= Parliamentary cretinism =

Pejorative political expression

Parliamentary cretinism (parlamentarische Kretinismus) is a pejorative term within Marxist discourse initially referring fixation on parliamentary proeceedings in political conflict to the exclusion of other things, in particular in the context of socialist politics appealing to exclusively parliamentary means, specifically in the 19th century, associated with claims that it means 'confimenent to an imaginary world'.

== Concept ==
The term parliamentary cretinism was originally coined by Karl Marx in chapter five of his 1852 political book, the Eighteenth Brumaire of Louis Bonaparte, published in 1852 following Louis Napoleon's coup d'état in France. Marx and Engels considered this a fatal delusion for the socialist movement, believing it would only waste time and allow reactionary forces to grow stronger. Marx, particularly, held the view that parliaments are indirectly representing the interests of classes but resolve problems superficially, with its politics ideologically displaced and abstracted from social conditions.
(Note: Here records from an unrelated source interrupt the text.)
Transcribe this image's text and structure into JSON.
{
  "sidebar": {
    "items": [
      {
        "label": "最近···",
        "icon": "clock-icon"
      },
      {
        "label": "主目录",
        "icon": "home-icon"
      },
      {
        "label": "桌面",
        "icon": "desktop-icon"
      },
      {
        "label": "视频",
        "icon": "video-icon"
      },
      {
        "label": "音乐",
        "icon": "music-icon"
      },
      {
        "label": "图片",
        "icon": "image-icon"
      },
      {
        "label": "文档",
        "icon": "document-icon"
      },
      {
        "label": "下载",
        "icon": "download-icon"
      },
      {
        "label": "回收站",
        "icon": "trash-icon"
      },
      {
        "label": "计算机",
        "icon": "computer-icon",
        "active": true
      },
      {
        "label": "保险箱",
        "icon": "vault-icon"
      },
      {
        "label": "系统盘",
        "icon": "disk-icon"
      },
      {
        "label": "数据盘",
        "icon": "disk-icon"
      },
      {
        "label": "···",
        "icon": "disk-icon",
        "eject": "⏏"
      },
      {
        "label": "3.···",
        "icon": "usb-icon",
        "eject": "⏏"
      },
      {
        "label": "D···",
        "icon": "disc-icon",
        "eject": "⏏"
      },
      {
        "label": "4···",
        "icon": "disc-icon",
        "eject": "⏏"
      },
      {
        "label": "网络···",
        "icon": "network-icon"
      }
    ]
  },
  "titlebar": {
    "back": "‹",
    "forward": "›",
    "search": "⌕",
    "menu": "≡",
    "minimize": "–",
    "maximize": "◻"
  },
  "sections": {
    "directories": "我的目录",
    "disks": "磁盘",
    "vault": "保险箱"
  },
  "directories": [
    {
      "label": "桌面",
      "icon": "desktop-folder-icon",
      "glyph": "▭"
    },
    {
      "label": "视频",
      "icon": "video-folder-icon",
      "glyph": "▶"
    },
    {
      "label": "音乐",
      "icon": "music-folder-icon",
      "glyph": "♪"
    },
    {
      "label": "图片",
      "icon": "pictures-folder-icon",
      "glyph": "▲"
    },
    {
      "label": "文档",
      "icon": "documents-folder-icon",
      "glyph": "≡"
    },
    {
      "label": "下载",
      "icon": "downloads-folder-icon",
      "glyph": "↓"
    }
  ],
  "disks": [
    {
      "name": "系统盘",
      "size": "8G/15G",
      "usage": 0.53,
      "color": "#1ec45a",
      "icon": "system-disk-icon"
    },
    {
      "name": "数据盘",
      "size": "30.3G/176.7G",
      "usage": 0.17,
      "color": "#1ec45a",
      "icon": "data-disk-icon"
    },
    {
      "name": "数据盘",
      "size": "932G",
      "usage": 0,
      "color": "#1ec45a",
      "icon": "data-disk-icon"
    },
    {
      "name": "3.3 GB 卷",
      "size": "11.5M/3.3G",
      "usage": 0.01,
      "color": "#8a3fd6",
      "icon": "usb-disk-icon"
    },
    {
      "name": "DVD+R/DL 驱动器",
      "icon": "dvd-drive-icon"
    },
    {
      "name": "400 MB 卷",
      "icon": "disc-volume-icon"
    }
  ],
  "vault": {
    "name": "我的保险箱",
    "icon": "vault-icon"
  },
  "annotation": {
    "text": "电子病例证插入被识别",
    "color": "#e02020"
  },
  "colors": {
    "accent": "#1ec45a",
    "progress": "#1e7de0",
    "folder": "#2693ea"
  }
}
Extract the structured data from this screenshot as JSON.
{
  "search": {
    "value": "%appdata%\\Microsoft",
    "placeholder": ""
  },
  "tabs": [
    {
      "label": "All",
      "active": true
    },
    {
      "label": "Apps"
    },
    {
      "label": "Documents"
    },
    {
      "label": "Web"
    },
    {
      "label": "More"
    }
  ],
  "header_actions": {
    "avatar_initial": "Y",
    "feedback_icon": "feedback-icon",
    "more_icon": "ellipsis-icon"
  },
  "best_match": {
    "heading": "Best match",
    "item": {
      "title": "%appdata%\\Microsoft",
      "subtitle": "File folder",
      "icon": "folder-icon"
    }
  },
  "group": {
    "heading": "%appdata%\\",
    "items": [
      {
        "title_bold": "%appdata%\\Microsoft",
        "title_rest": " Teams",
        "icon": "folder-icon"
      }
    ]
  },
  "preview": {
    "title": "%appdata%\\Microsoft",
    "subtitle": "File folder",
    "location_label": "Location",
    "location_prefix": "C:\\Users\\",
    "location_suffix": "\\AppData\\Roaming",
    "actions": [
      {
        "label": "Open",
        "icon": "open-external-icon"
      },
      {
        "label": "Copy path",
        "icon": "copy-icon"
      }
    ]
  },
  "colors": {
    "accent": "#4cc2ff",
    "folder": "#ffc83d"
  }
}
This means, for Marx, that parliamentary cretinism creates an imaginary world without sense, memory, and understanding of the real world. This condition perpetuates parliamentarism by defending it against the proletariat through the destruction of the Parliament itself to reinforce the executive branch.

Friedrich Engels wrote:

'Parliamentary cretinism' is an incurable disease, an ailment whose unfortunate victims are permeated by the lofty conviction that the whole world, its history and its future are directed and determined by a majority of votes of just that very representative institution that has the honour of having them in the capacity of its members.